Monday, June 3, 2013

The road trip..



Life is a journey and change is good. This is something we know- rings like a bell inside our heads but still somewhere within we have a tendency to avoid it. We look for stability- the stability of the chai shop outside of our office. The stability of the chaiwala asking us- special or regular? Kings or milds? The stability of the person sitting next to me in the offshore office asking what the score is? When I left Kolkata for good these were the things I left along with it. Now when I look back- I miss those Saturday early morning trains to home, reading times or telegraph by the window. A happy life a content life- going home to mother’s cooked four square meals a day.

A lot changed in this last year and a half. Now it is not about earning or eating anymore. It is not about that perfect plan to settle down and certainly not about the 10 to 7 job and back to a happy family. It’s a search for something different. A search for satisfaction and wholeness in the 10 to 7 spent outside. Its about cherishing and enjoying each of the moments in the weekends. 

I remember when we used to take long trips on first class compartments. That used to come with separate cabins. Four seats and a separate cabin- I loved that fact. Long vacations when I used to travel with my dad, mum and my little sis. My mum used to serve something time after time. Then there was that lucrative opportunity  of having a cup of coffee with my mum and dad. A sense of getting acknowledged among elders. I really loved those days and now I terribly miss those days. Now while traveling by air- if seated beside “my fellow countryman” there is that constant reminder that yes he has done something for himself. In a country of more than a billion people where a considerable amount of people don’t get the privilege of a washroom, 2 meals a day he is able to purchase an air ticket! What a great achievement- fucking asshole. Beside an American- or a European there is that constant urge of knowing one another- small talk and other stuffs. It’s good but after a while it is boring.
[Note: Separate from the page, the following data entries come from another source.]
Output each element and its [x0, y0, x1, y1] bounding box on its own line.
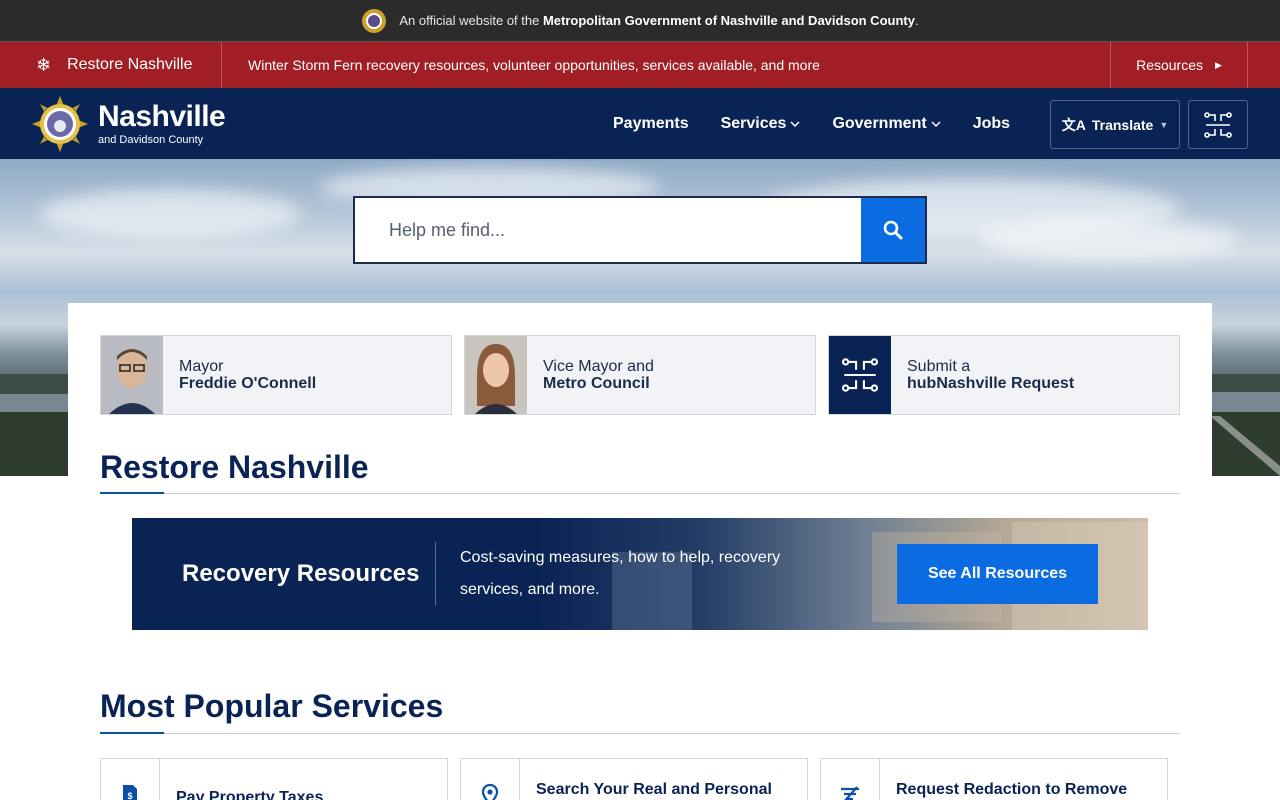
restore-heading-rule [100, 492, 1180, 494]
nav-services[interactable]: Services [721, 115, 801, 133]
card-hub-line1: Submit a [907, 358, 971, 375]
filter-lines-icon [841, 786, 859, 800]
hub-circuit-icon [1204, 111, 1232, 138]
card-hubnashville[interactable]: Submit a hubNashville Request [828, 335, 1180, 415]
mayor-photo [101, 336, 163, 414]
chevron-down-icon [790, 120, 800, 127]
see-all-resources-button[interactable]: See All Resources [897, 544, 1098, 604]
search-input[interactable] [355, 198, 861, 262]
svg-text:$: $ [127, 791, 132, 800]
alert-message[interactable]: Winter Storm Fern recovery resources, vo… [222, 42, 1110, 88]
translate-label: Translate [1091, 116, 1154, 133]
banner-divider [435, 542, 436, 606]
alert-resources-label: Resources [1136, 57, 1203, 73]
alert-bar: ❄ Restore Nashville Winter Storm Fern re… [0, 42, 1280, 88]
card-mayor[interactable]: Mayor Freddie O'Connell [100, 335, 452, 415]
card-mayor-line1: Mayor [179, 358, 224, 375]
translate-icon: 文A [1061, 116, 1086, 133]
banner-description: Cost-saving measures, how to help, recov… [460, 549, 781, 598]
official-org-name: Metropolitan Government of Nashville and… [542, 13, 915, 28]
service-icon-cell: $ [101, 759, 160, 800]
translate-button[interactable]: 文A Translate ▼ [1050, 100, 1180, 149]
official-website-bar: An official website of the Metropolitan … [0, 0, 1280, 42]
site-logo[interactable]: Nashville and Davidson County [32, 95, 226, 152]
service-label: Pay Property Taxes [176, 789, 324, 800]
restore-nashville-heading: Restore Nashville [100, 449, 369, 485]
map-pin-icon [481, 783, 499, 800]
metro-seal-icon [362, 8, 387, 33]
banner-title: Recovery Resources [182, 560, 420, 587]
nav-payments[interactable]: Payments [613, 115, 689, 133]
nashville-seal-icon [32, 95, 88, 152]
nav-payments-label: Payments [613, 114, 689, 132]
popular-services-heading: Most Popular Services [100, 688, 444, 724]
hub-circuit-icon [841, 358, 879, 392]
document-dollar-icon: $ [123, 785, 137, 800]
service-icon-cell [821, 759, 880, 800]
logo-subtitle: and Davidson County [98, 133, 204, 146]
official-text-prefix: An official website of the [399, 13, 540, 28]
nav-services-label: Services [720, 114, 787, 132]
service-card-search-real-personal[interactable]: Search Your Real and Personal [460, 758, 808, 800]
chevron-down-icon [931, 120, 941, 127]
logo-name: Nashville [98, 99, 226, 133]
official-text-suffix: . [914, 13, 919, 28]
service-card-request-redaction[interactable]: Request Redaction to Remove [820, 758, 1168, 800]
snowflake-icon: ❄ [36, 54, 52, 75]
search-icon [883, 220, 903, 240]
main-nav: Payments Services Government Jobs [613, 88, 1042, 159]
nav-government[interactable]: Government [832, 114, 941, 133]
service-icon-cell [461, 759, 520, 800]
card-hub-line2: hubNashville Request [907, 375, 1075, 392]
nav-government-label: Government [832, 114, 927, 132]
caret-right-icon: ▶ [1215, 59, 1222, 70]
nav-jobs[interactable]: Jobs [973, 115, 1010, 133]
search-button[interactable] [861, 198, 925, 262]
alert-resources-link[interactable]: Resources ▶ [1110, 42, 1248, 88]
alert-title[interactable]: ❄ Restore Nashville [0, 42, 222, 88]
card-vice-mayor[interactable]: Vice Mayor and Metro Council [464, 335, 816, 415]
service-label: Search Your Real and Personal [536, 781, 772, 798]
nav-jobs-label: Jobs [972, 114, 1011, 132]
service-label: Request Redaction to Remove [896, 781, 1128, 798]
caret-down-icon: ▼ [1159, 119, 1169, 130]
service-card-pay-property-taxes[interactable]: $ Pay Property Taxes [100, 758, 448, 800]
alert-title-text: Restore Nashville [67, 56, 193, 73]
hubnashville-button[interactable] [1188, 100, 1248, 149]
site-header: Nashville and Davidson County Payments S… [0, 88, 1280, 159]
card-vice-mayor-line2: Metro Council [543, 375, 650, 392]
card-mayor-line2: Freddie O'Connell [179, 375, 317, 392]
hub-icon-tile [829, 336, 891, 414]
card-vice-mayor-line1: Vice Mayor and [543, 358, 654, 375]
site-search [353, 196, 927, 264]
vice-mayor-photo [465, 336, 527, 414]
popular-heading-rule [100, 732, 1180, 734]
recovery-resources-banner: Recovery Resources Cost-saving measures,… [132, 518, 1148, 630]
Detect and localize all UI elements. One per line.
Anyway today it was not about train or flight it is about a road trip. Miles and miles of freeway. Zipping through cars and trucks. Leaving a hopeless past and moving forward to better opportunities. It’s like leaving a dark past and having the will to leave those dark clouds- look at the silver lining and the urge to hope for a better future. It’s about purging those low and extremely dull nights which needed endless bottles of whiskey, wine and cigarettes. It’s about the relaxation of a hard earned good night’s sleep which does not require the invitation of intoxication.

The trip was finally successful one but there was a feeling which never occurred before- there were no lingering emotions, nothing holding back. This was a first- It was good to be finally free!